Christmas gifts for some special folks
A group of people are working hard to try and make sure everyone has a Merry Christmas.
Especially those who are forgotten about at this time of year.
A year ago or so, Debbie Halbakken, of Frost, discovered there were residents of group homes in Faribault County who had no family. That meant no one who came to visit them during the holidays, and no gifts under the group home’s Christmas tree for them.
“They had no one, no parents or siblings, at least none that were in contact with them,” says Halbakken. “They just had no family. I?felt it was important they feel inclusive in our society, and show them their worth as a person.”
So last year Halbakken and her family, which includes her husband, Rev. Arne Halbakken, the pastor at United Lutheran Church in Frost, decided to do what they could to get gifts to some of those residents.
This year, Halbakken and others from the church in Frost, as well as some other area churches, have formed the Caring Friends Project.
They discovered there were 13 residents in group homes around the county who had no family listed and so no family came to visit them.
“We decided how we can show them love is to provide them with gifts and cards at Christmas and their birthdays, Valentines Day, and more,” Halbakken says. “This is mission work, but right here in our own backyard. Not all work for missions happens overseas.”
The Caring Friends started raising some funds and doing some shopping.
Then on Tuesday, Dec. 4, the group of volunteers got together in the basement of United Lutheran Church in Frost for a gift wrapping and pizza party.
They had tables full of gift items, one table for each person they were going to surprise with some Christmas presents.
The group is not just from United Lutheran. They come from many churches in the area including Bethany Lutheran, Trinity Lutheran, South Blue Earth Lutheran and more.
“We would like to see this idea grow, and go into all communities,” Halbakken says. “Many churches do something similar, maybe in nursing homes, or have ‘adopted’ a place, but this idea is for those who are forgotten members of our society.”
She pointed out there are 22 group homes in Martin County and Halbakken would really like to see a group start there to take care of residents with no families.
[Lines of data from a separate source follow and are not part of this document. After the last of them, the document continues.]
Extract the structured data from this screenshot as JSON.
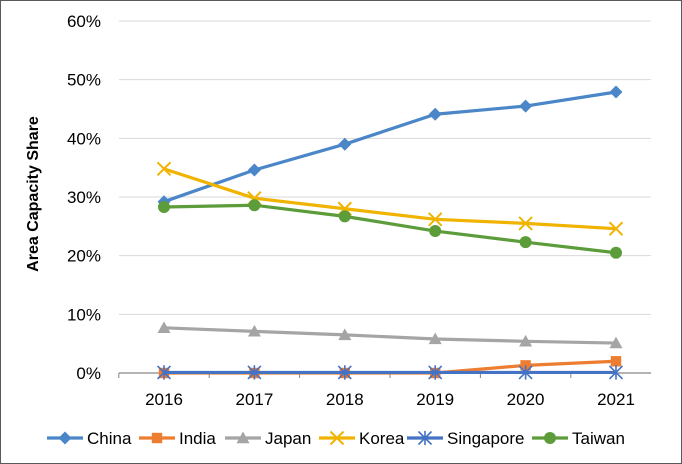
{
  "chart_data": {
    "type": "line",
    "title": "",
    "xlabel": "",
    "ylabel": "Area Capacity Share",
    "categories": [
      "2016",
      "2017",
      "2018",
      "2019",
      "2020",
      "2021"
    ],
    "ylim": [
      0,
      0.6
    ],
    "yticks": [
      0,
      0.1,
      0.2,
      0.3,
      0.4,
      0.5,
      0.6
    ],
    "ytick_labels": [
      "0%",
      "10%",
      "20%",
      "30%",
      "40%",
      "50%",
      "60%"
    ],
    "grid": true,
    "legend_position": "bottom",
    "series": [
      {
        "name": "China",
        "color": "#4a86c8",
        "marker": "diamond",
        "values": [
          0.292,
          0.346,
          0.39,
          0.441,
          0.455,
          0.479
        ]
      },
      {
        "name": "India",
        "color": "#ed7d31",
        "marker": "square",
        "values": [
          0.0,
          0.0,
          0.0,
          0.0,
          0.013,
          0.02
        ]
      },
      {
        "name": "Japan",
        "color": "#a5a5a5",
        "marker": "triangle",
        "values": [
          0.077,
          0.071,
          0.065,
          0.058,
          0.054,
          0.051
        ]
      },
      {
        "name": "Korea",
        "color": "#f0b400",
        "marker": "x",
        "values": [
          0.348,
          0.298,
          0.28,
          0.262,
          0.255,
          0.246
        ]
      },
      {
        "name": "Singapore",
        "color": "#4472c4",
        "marker": "star",
        "values": [
          0.001,
          0.001,
          0.001,
          0.001,
          0.001,
          0.001
        ]
      },
      {
        "name": "Taiwan",
        "color": "#5d9c3a",
        "marker": "circle",
        "values": [
          0.283,
          0.286,
          0.267,
          0.242,
          0.223,
          0.205
        ]
      }
    ]
  }
}
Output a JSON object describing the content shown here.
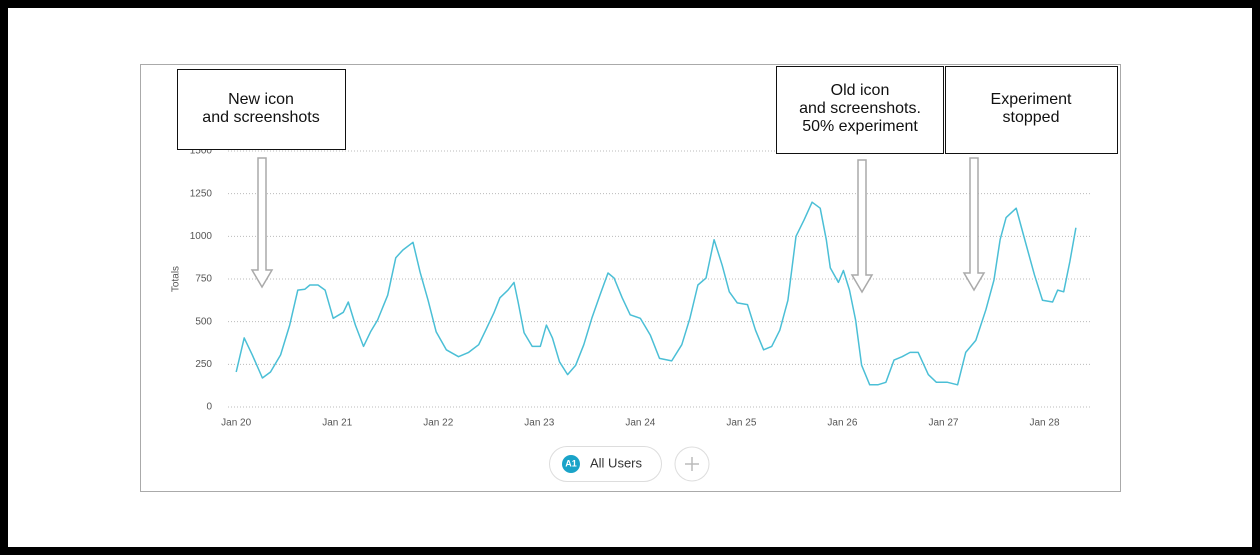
{
  "chart_data": {
    "type": "line",
    "y_axis_label": "Totals",
    "xlim": [
      -0.15,
      8.45
    ],
    "xticks": [
      {
        "value": 0,
        "label": "Jan 20"
      },
      {
        "value": 1,
        "label": "Jan 21"
      },
      {
        "value": 2,
        "label": "Jan 22"
      },
      {
        "value": 3,
        "label": "Jan 23"
      },
      {
        "value": 4,
        "label": "Jan 24"
      },
      {
        "value": 5,
        "label": "Jan 25"
      },
      {
        "value": 6,
        "label": "Jan 26"
      },
      {
        "value": 7,
        "label": "Jan 27"
      },
      {
        "value": 8,
        "label": "Jan 28"
      }
    ],
    "ylim": [
      0,
      1500
    ],
    "yticks": [
      0,
      250,
      500,
      750,
      1000,
      1250,
      1500
    ],
    "grid": true,
    "x": [
      0,
      0.08,
      0.16,
      0.26,
      0.34,
      0.44,
      0.53,
      0.61,
      0.68,
      0.73,
      0.81,
      0.88,
      0.96,
      1.06,
      1.11,
      1.18,
      1.26,
      1.33,
      1.4,
      1.5,
      1.58,
      1.65,
      1.75,
      1.82,
      1.9,
      1.98,
      2.08,
      2.2,
      2.3,
      2.4,
      2.47,
      2.55,
      2.61,
      2.69,
      2.75,
      2.79,
      2.85,
      2.93,
      3.01,
      3.07,
      3.13,
      3.2,
      3.28,
      3.36,
      3.44,
      3.52,
      3.6,
      3.68,
      3.74,
      3.82,
      3.9,
      4.0,
      4.1,
      4.19,
      4.31,
      4.41,
      4.49,
      4.57,
      4.65,
      4.73,
      4.81,
      4.88,
      4.96,
      5.06,
      5.14,
      5.22,
      5.3,
      5.38,
      5.46,
      5.54,
      5.62,
      5.7,
      5.78,
      5.84,
      5.88,
      5.96,
      6.01,
      6.07,
      6.13,
      6.19,
      6.27,
      6.35,
      6.43,
      6.51,
      6.59,
      6.67,
      6.75,
      6.85,
      6.93,
      7.04,
      7.14,
      7.22,
      7.32,
      7.42,
      7.5,
      7.56,
      7.62,
      7.72,
      7.8,
      7.9,
      7.98,
      8.08,
      8.13,
      8.19,
      8.25,
      8.31
    ],
    "series": [
      {
        "name": "All Users",
        "color": "#4bbfd6",
        "values": [
          205,
          405,
          305,
          170,
          205,
          305,
          480,
          685,
          690,
          715,
          715,
          685,
          520,
          555,
          615,
          480,
          355,
          440,
          510,
          655,
          875,
          920,
          965,
          790,
          625,
          440,
          335,
          295,
          320,
          365,
          450,
          550,
          640,
          685,
          730,
          615,
          435,
          355,
          355,
          480,
          405,
          265,
          190,
          245,
          365,
          520,
          655,
          785,
          755,
          640,
          540,
          520,
          420,
          285,
          270,
          365,
          520,
          715,
          755,
          980,
          830,
          675,
          610,
          600,
          450,
          335,
          355,
          450,
          625,
          1000,
          1095,
          1200,
          1165,
          980,
          815,
          730,
          800,
          685,
          510,
          245,
          130,
          130,
          145,
          275,
          295,
          320,
          320,
          190,
          145,
          145,
          130,
          320,
          390,
          570,
          745,
          980,
          1110,
          1165,
          990,
          775,
          625,
          615,
          685,
          675,
          850,
          1050
        ]
      }
    ],
    "legend_badge": "A1",
    "annotations": [
      {
        "lines": [
          "New icon",
          "and screenshots"
        ]
      },
      {
        "lines": [
          "Old icon",
          "and screenshots.",
          "50% experiment"
        ]
      },
      {
        "lines": [
          "Experiment",
          "stopped"
        ]
      }
    ]
  }
}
All of the gifts are given name tags, and then during the week of Christmas, Halbakken and some others will deliver them to the group homes so the presents can be placed under the tree, along with the gifts for others at the home.
The word has gotten out about this project, and the group has received a lot of donations this year, from individuals, area churches and some businesses, such as McDonald’s, Juba’s SuperValu, Nordaas Homes and more, Halbakken says. Anyone wishing to donate can do so to the United Lutheran Church and designate it for the Caring Friends Project.
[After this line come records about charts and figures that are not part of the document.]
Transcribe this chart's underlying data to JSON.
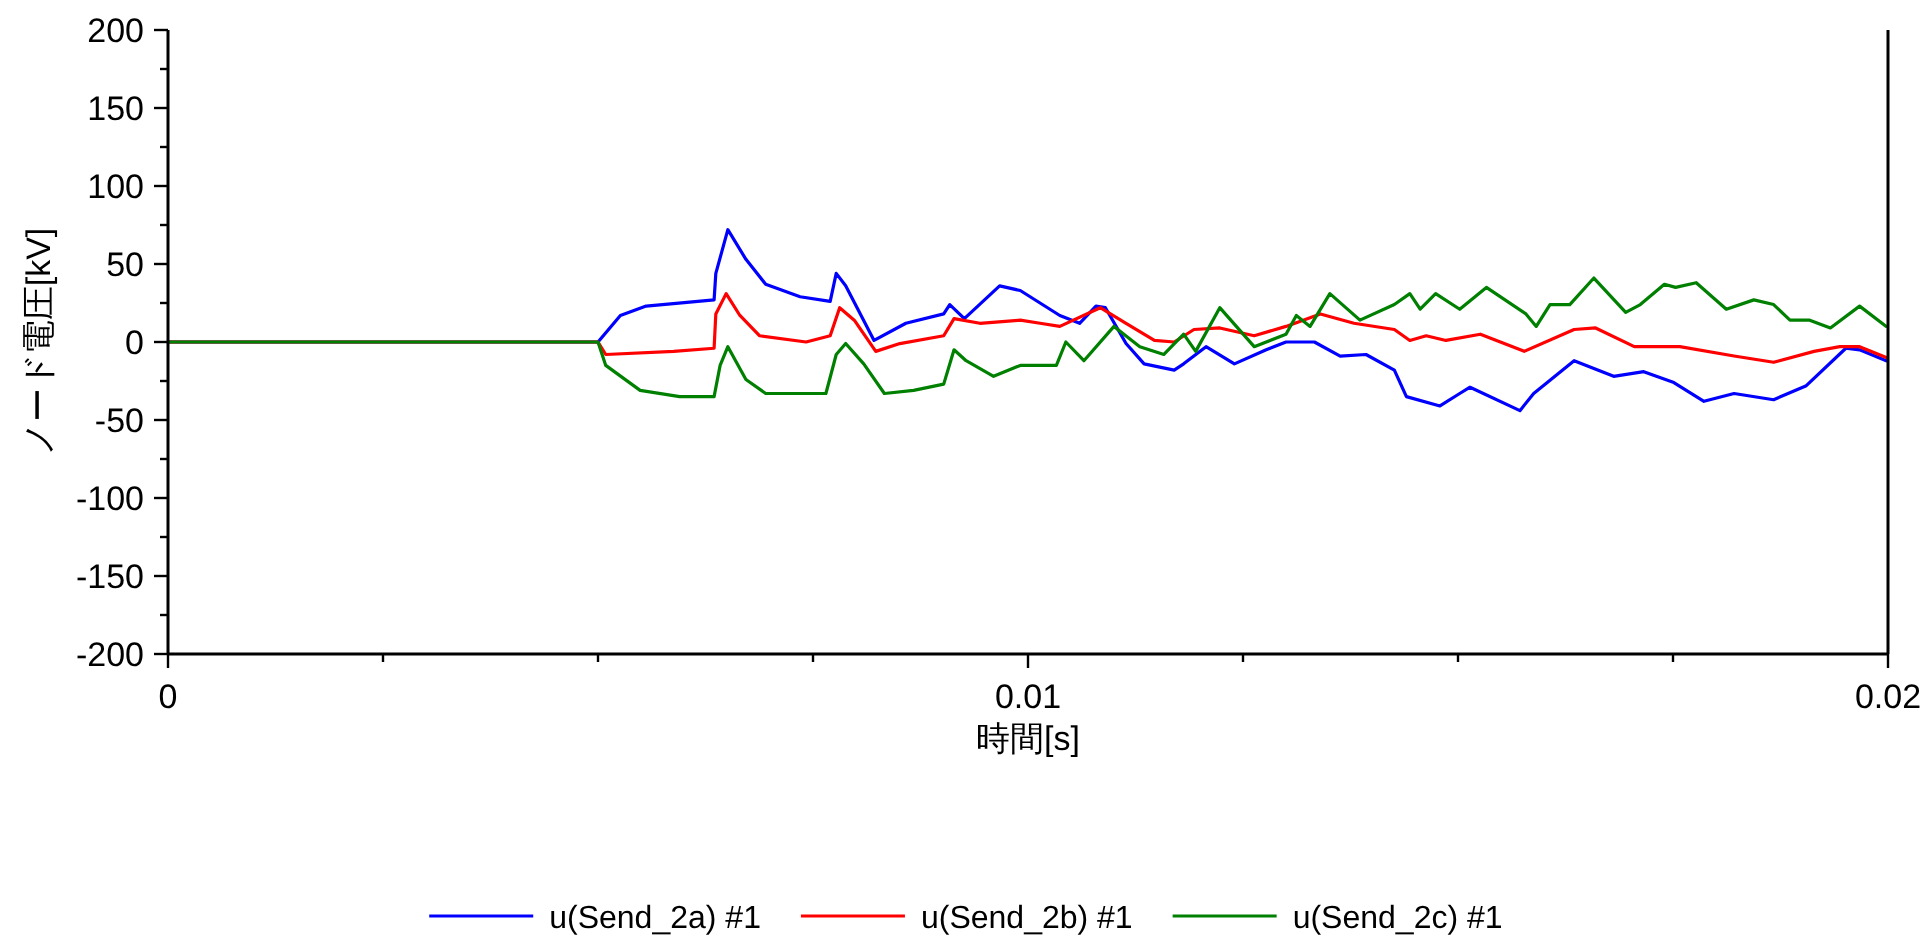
{
  "chart_data": {
    "type": "line",
    "xlabel": "時間[s]",
    "ylabel": "ノード電圧[kV]",
    "xlim": [
      0,
      0.02
    ],
    "ylim": [
      -200,
      200
    ],
    "xticks": [
      0,
      {
        "value": 0.0025,
        "label": null
      },
      {
        "value": 0.005,
        "label": null
      },
      {
        "value": 0.0075,
        "label": null
      },
      {
        "value": 0.01,
        "label": "0.01"
      },
      {
        "value": 0.0125,
        "label": null
      },
      {
        "value": 0.015,
        "label": null
      },
      {
        "value": 0.0175,
        "label": null
      },
      {
        "value": 0.02,
        "label": "0.02"
      }
    ],
    "yticks": [
      -200,
      {
        "value": -175,
        "label": null
      },
      -150,
      {
        "value": -125,
        "label": null
      },
      -100,
      {
        "value": -75,
        "label": null
      },
      -50,
      {
        "value": -25,
        "label": null
      },
      0,
      {
        "value": 25,
        "label": null
      },
      50,
      {
        "value": 75,
        "label": null
      },
      100,
      {
        "value": 125,
        "label": null
      },
      150,
      {
        "value": 175,
        "label": null
      },
      200
    ],
    "grid": false,
    "legend": "bottom",
    "line_style": "solid",
    "series": [
      {
        "name": "u(Send_2a) #1",
        "color": "#0000ff",
        "x": [
          0,
          0.005,
          0.00526,
          0.00556,
          0.00635,
          0.00637,
          0.00651,
          0.00672,
          0.00695,
          0.00735,
          0.0077,
          0.00777,
          0.00788,
          0.00821,
          0.00858,
          0.00902,
          0.00909,
          0.00926,
          0.00967,
          0.00991,
          0.01014,
          0.01037,
          0.0106,
          0.01079,
          0.0109,
          0.01114,
          0.01135,
          0.0117,
          0.01181,
          0.01207,
          0.0124,
          0.01277,
          0.013,
          0.01333,
          0.01363,
          0.01393,
          0.01426,
          0.0144,
          0.01479,
          0.01502,
          0.01514,
          0.01572,
          0.01588,
          0.01635,
          0.01681,
          0.01716,
          0.01751,
          0.01786,
          0.01821,
          0.01867,
          0.01905,
          0.01951,
          0.01967,
          0.01998
        ],
        "values": [
          0,
          0,
          17,
          23,
          27,
          44,
          72,
          53,
          37,
          29,
          26,
          44,
          36,
          1,
          12,
          18,
          24,
          15,
          36,
          33,
          25,
          17,
          12,
          23,
          22,
          -1,
          -14,
          -18,
          -14,
          -3,
          -14,
          -5,
          0,
          0,
          -9,
          -8,
          -18,
          -35,
          -41,
          -33,
          -29,
          -44,
          -33,
          -12,
          -22,
          -19,
          -26,
          -38,
          -33,
          -37,
          -28,
          -4,
          -5,
          -12
        ]
      },
      {
        "name": "u(Send_2b) #1",
        "color": "#ff0000",
        "x": [
          0,
          0.005,
          0.00509,
          0.00588,
          0.00635,
          0.00637,
          0.00649,
          0.00665,
          0.00688,
          0.00742,
          0.0077,
          0.00781,
          0.00798,
          0.00823,
          0.00851,
          0.00902,
          0.00914,
          0.00944,
          0.00991,
          0.01014,
          0.01037,
          0.01084,
          0.01114,
          0.01147,
          0.0117,
          0.01193,
          0.01223,
          0.01263,
          0.013,
          0.0134,
          0.01379,
          0.01426,
          0.01444,
          0.01463,
          0.01486,
          0.01526,
          0.01577,
          0.01635,
          0.0166,
          0.01705,
          0.01758,
          0.01821,
          0.01867,
          0.01914,
          0.01944,
          0.01967,
          0.01998
        ],
        "values": [
          0,
          0,
          -8,
          -6,
          -4,
          18,
          31,
          17,
          4,
          0,
          4,
          22,
          14,
          -6,
          -1,
          4,
          15,
          12,
          14,
          12,
          10,
          22,
          12,
          1,
          0,
          8,
          9,
          4,
          10,
          18,
          12,
          8,
          1,
          4,
          1,
          5,
          -6,
          8,
          9,
          -3,
          -3,
          -9,
          -13,
          -6,
          -3,
          -3,
          -10
        ]
      },
      {
        "name": "u(Send_2c) #1",
        "color": "#008000",
        "x": [
          0,
          0.005,
          0.00509,
          0.00549,
          0.00595,
          0.00635,
          0.00642,
          0.00651,
          0.00672,
          0.00695,
          0.00765,
          0.00777,
          0.00788,
          0.00809,
          0.00833,
          0.00867,
          0.00902,
          0.00914,
          0.00928,
          0.0096,
          0.00991,
          0.01033,
          0.01044,
          0.01065,
          0.011,
          0.0113,
          0.01158,
          0.01181,
          0.01195,
          0.01223,
          0.01263,
          0.013,
          0.01312,
          0.01328,
          0.01351,
          0.01386,
          0.01426,
          0.01444,
          0.01456,
          0.01474,
          0.01502,
          0.01533,
          0.01579,
          0.01591,
          0.01607,
          0.0163,
          0.01658,
          0.01695,
          0.01712,
          0.0174,
          0.01753,
          0.01777,
          0.01812,
          0.01844,
          0.01867,
          0.01886,
          0.01909,
          0.01933,
          0.01967,
          0.01998
        ],
        "values": [
          0,
          0,
          -15,
          -31,
          -35,
          -35,
          -15,
          -3,
          -24,
          -33,
          -33,
          -8,
          -1,
          -14,
          -33,
          -31,
          -27,
          -5,
          -12,
          -22,
          -15,
          -15,
          0,
          -12,
          10,
          -3,
          -8,
          5,
          -6,
          22,
          -3,
          5,
          17,
          10,
          31,
          14,
          24,
          31,
          21,
          31,
          21,
          35,
          18,
          10,
          24,
          24,
          41,
          19,
          24,
          37,
          35,
          38,
          21,
          27,
          24,
          14,
          14,
          9,
          23,
          10
        ]
      }
    ]
  }
}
Halbakken confesses she has a bit of a personal interest in this work.
“We have a 28 year-old daughter, Laura, who lives with us,” she says. “Laura loves people and brightens up any room she is in, and brightens up our lives. But some people like her don’t have family, and I wonder what would happen if she didn’t have us. That made me want to do something for others, and ask ‘how can we show them love.’ The answer is as simple as giving them gifts, and just try and acknowledge them and show that someone cares.
“We can make a difference in someone’s life and change the world by starting in our own backyard.”